What occurs after we die, and when we die will our lives have had any meaning? These questions preoccupy both Steven Haworth and the characters in his new play, Little Fishes, which opened last night at the Hudson Guild Theatre.
The 100 year-old Nels has been residing in a Minneapolis nursing home for three years, being tended to by, and matching wits with, the much younger Brad, one of the playfully sadistic employees. Though Brad takes great delight in tormenting Nels, he is every bit as confused about his own future and death. It is that confusion, and the characters' attempts to better understand their own beliefs and faith, that form the basis for most of the conflict in the play.
As Brad, Nicholas Piper runs through a wide gamut of emotions, and handles them all with apparently great ease. Though he is not always able to make some of the more unwieldy lines land, the moment always comes across. Paul Barry's Nels isn't required to make the emotional leaps that Piper is, but delivers the lines expertly and seriously, making them all work. John Tardibuono, as Brad's assistant (and frequent victim) Pipe, seems out of his element early on, but grows into his character as the evening progresses.
Despite the ability of the cast, and the potential for a fascinating subject, Little Fishes suffers from some flaws that prevent the show from being truly fulfilling. Haworth's writing is frequently repetitive, attempting to drive certain points home more often than is absolutely necessary, even to the point of inserting some out-of-place and far too overt symbolism near the end of the show. There is also a certain uneven quality to the script, which alternately suggests schmaltzy hour-long television drama and serious theatre. Haworth suggests a number of themes including racism, ageism, and even murder that are not adequately dealt with.
A more serious problem is that of the role of Brad, the largest in the show. Brad is clearly preoccupied with death, even to the point of wanting to watch patients as they die. The origin of this preoccupation is never clear, however. Does he work in a nursing home because of his attraction to death, or did he develop that because of his job? The script and the performances don't allow us to make that determination, which results in a certain incompleteness in Brad's character.
Kim T. Sharp's direction, though frequently "by the numbers" and implementing few ideas that elevate the script, generally suits the material. There are a few moments in the show set against music, however, that actually detract from the drama and the atmosphere of impending death he seems to wish to create. Elizabeth Chaney's set design is adequate and colorful, though it doesn't suggest the sterilized, institutional nursing home one might expect.

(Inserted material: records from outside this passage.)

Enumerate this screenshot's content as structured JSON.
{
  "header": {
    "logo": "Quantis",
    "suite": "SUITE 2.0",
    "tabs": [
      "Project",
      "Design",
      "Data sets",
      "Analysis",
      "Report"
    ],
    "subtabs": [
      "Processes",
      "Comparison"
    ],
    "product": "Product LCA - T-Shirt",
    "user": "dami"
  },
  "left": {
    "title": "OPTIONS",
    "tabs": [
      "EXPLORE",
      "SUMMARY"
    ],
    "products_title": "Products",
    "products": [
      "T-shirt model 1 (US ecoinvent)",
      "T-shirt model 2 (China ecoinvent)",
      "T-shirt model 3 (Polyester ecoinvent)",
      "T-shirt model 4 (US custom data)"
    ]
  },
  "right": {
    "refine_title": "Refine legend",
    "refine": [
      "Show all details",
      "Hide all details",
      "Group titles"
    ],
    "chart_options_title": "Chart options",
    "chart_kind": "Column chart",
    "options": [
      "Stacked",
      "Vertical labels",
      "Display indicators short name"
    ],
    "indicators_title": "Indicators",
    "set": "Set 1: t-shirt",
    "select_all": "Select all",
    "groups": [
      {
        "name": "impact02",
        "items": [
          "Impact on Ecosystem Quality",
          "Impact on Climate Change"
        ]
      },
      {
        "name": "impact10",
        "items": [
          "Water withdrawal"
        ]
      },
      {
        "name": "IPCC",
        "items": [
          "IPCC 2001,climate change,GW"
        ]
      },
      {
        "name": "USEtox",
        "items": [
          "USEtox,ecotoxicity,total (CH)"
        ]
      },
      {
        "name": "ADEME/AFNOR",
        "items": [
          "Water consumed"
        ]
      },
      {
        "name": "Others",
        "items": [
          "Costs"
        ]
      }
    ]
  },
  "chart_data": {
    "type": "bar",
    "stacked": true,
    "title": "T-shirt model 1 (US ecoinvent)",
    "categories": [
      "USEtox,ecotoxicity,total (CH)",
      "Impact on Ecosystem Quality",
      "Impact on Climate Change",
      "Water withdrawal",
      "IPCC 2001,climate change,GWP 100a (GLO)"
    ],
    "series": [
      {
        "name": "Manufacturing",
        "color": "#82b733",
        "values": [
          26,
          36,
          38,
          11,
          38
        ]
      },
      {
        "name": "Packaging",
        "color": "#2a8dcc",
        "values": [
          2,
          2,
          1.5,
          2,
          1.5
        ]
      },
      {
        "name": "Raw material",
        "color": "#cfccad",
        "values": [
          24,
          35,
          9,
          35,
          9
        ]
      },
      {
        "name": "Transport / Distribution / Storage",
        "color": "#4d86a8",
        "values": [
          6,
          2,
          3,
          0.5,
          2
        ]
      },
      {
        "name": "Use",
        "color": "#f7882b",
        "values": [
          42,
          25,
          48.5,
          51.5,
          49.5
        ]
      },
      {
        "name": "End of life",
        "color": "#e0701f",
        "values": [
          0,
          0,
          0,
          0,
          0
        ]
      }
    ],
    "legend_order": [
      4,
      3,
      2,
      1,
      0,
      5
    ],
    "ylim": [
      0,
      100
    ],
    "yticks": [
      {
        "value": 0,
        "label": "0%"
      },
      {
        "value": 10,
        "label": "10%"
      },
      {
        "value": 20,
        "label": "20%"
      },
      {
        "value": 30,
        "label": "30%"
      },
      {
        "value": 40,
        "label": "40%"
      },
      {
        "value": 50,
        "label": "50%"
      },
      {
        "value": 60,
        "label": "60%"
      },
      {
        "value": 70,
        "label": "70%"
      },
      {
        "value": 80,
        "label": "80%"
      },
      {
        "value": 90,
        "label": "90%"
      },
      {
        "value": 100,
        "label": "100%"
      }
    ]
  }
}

For the problems with the script and the production, however, the show is never dull, pretentious, or preachy, and has a number of surprisingly funny lines that seem to emerge from the characters more than just meeting a need to "lighten the moment." Even more importantly, the play achieves some very strong dramatic moments near the end, becoming genuinely moving as the characters grow more introspective, and the complexities of their relationships, especially between Nels and Brad, come to light.
The vagaries of death always make for a compelling, if difficult subject. How can a play answer questions to which no living person can have the answers? Little Fishes does its best to search for answers, but does not ultimately succeed. Overall, it feels unfinished, as though the seeds of its ideas were allowed to sprout, but not given time to fully grow. The sincerity of the writing and the production show that the potential for a thoroughly moving and meaningful show is here, but has not yet been fully explored.